Passaram este mês 30 anos sobre a edição do álbum de estreia dos Inspiral Carpets. E se da restante discografia do grupo pouco a história recordará um dia – nem mesmo singles como Two Words Collide ou Saturn V parecem ter resistido ao tempo que entretanto passou – deste primeiro disco vale a pena lembrar que, juntamente com o maravilhoso álbum de estreia dos Stone Roses e do também marcante EP Madchester Rave On dos Happy Mondays, foi um dos pilares estruturais de um movimento que, na transição dos oitentas para os noventas, chamou atenções globais para o que estava a acontecer pelos lados de Manchester.
Por “sugestão” do título do já referido EP dos Happy Mondays, convencionou-se então designar como Madchester ao “movimento” de bandas que, então, não só ensaiavam estimulantes cruzamentos entre as linguagens da cultura pop/rock e das formas emergentes da música de dança, mas também ensaiavam um olhar interessado sobre modelos e referências escutados em discos de finais dos anos 60, sobretudo entre o estimulante e caleidoscópico universo do psicadelismo.
Convém lembrar que os Inspiral Carpets, surgiram em Oldham (arredores de Manchester) em meados dos anos 80 e que lançaram primeiras gravações em disco em 1988. A mudança de formação (para acolher a figura de Tom Hingley) acompanhou depois o momento da focagem de interesses da Mute Records, que os assinou, editando em 1990 o álbum Life.
Apesar do relativo protagonismo da voz de Hingley, a figura central na caracterização da identidade dos Inspiral Carpets deve mais ao trabalho de teclas de Clint Boon, filiado numa tradição que aponta a contribuição (igualmente característica e bem vincada) de Ray Manzarek nos Doors como modelo primordial. As canções, que traduzem, contudo, uma não menos marcante presença dos Kinks como grande herança made in UK, caminham entre as sugestões de (aparente) hedonismo que então se associava à vida noturna de Manchester e retratos de uma vivência urbana menos luminosa. De resto, o belíssimo This Is How It Feels (que representaria o êxito maior de toda a obra do grupo) representa um dos grandes retratos do quotidiano na Inglaterra de então.

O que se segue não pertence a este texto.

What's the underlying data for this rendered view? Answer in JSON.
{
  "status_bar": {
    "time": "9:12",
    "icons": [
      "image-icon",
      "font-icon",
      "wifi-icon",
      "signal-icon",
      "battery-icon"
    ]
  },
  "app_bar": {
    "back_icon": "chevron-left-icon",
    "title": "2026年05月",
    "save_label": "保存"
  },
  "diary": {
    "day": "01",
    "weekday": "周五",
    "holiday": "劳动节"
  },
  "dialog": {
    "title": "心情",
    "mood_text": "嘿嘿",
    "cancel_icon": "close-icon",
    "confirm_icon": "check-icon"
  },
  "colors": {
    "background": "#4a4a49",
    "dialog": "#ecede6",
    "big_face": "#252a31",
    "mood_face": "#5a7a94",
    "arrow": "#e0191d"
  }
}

30 anos depois, Life é um álbum que, apesar do seu impacte na época, mora hoje num espaço de memórias que não deram frutos e que, ao contrário do disco de estreia dos Stone Roses, não alcançou aquele patamar de imortalidade que abraça os feitos maiores da música pop. Canções como o já referido This Is How It Feels ou Sun Don’t Shine, que traduzem a face mais melancólica do alinhamento, resistiram melhor aos anos que passaram que o hino dançável que então se anunciava ao som de She Comes In The Fall… O álbum anda esquecido, é verdade. Mas, mesmo sem o estatuto e resistência à erosão de um Screamadelica dos Primal Scream, não deixa de ser um episódio importante de um momento de aproximação entre os mundos da pista de dança (com batidas) e a cultura rock’n’roll.